Year-on-year context
The narrative explains any material movement in emissions between reporting years — for instance, a change in production volume, a site opening or closure, or a shift in energy procurement. Where a methodology has changed, the prior-year figure is restated and the change explained.
Directors' approval
The disclosure forms part of the Directors' Report and is approved by the board. In a live filing this section names the signing director and the date of approval.
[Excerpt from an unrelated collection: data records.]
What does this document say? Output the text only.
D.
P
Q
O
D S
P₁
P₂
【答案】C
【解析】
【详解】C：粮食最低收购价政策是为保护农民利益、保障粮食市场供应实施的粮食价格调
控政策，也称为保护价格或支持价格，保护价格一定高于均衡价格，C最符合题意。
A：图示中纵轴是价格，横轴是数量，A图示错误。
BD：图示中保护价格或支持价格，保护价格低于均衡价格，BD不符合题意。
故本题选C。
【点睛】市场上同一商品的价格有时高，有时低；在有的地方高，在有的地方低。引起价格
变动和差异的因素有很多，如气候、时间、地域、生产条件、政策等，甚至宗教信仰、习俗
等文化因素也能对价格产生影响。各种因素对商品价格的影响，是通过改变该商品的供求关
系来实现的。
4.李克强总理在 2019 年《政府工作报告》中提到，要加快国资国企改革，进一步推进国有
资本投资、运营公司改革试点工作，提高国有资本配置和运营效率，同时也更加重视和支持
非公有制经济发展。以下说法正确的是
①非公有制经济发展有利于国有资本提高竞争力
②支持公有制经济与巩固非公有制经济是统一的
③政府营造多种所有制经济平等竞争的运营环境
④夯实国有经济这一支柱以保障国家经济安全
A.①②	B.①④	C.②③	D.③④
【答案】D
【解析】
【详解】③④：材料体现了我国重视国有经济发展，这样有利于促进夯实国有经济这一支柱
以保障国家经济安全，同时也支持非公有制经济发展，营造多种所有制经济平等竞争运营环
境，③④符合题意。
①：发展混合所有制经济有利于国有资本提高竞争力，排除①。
The SECR reporting process, step by step
A typical SECR engagement runs over roughly eight weeks before the filing deadline. Use the deadline calculator to find your date, then work back through these five phases.
Scope assessment
Week 1Confirm whether SECR applies, which disclosure tier you fall under, and your exact filing deadline. Fixes the organisational and operational-control boundary before any data is collected.
Data collection
Weeks 2–4Gather UK energy use — electricity, gas and transport fuels in kWh — across the reporting period, plus the activity data behind any voluntary scope 3 disclosure.
Methodology & calculation
Weeks 4–6Apply the correct DEFRA conversion factors and the GHG Protocol to turn energy data into scope 1, scope 2 and (if disclosed) scope 3 emissions, then set the intensity ratio.
Disclosure drafting
Weeks 6–7Draft the narrative section for the Directors' Report — methodology, year-on-year context, energy-efficiency actions and the intensity metric — and prepare it for director sign-off.
Filing
Week 8Place the signed-off disclosure in the Directors' Report and file the accounts with Companies House by the deadline — 9 months after year-end for private companies, 6 for public.
Indicative timeline only. A specialist confirms the schedule against your actual filing deadline.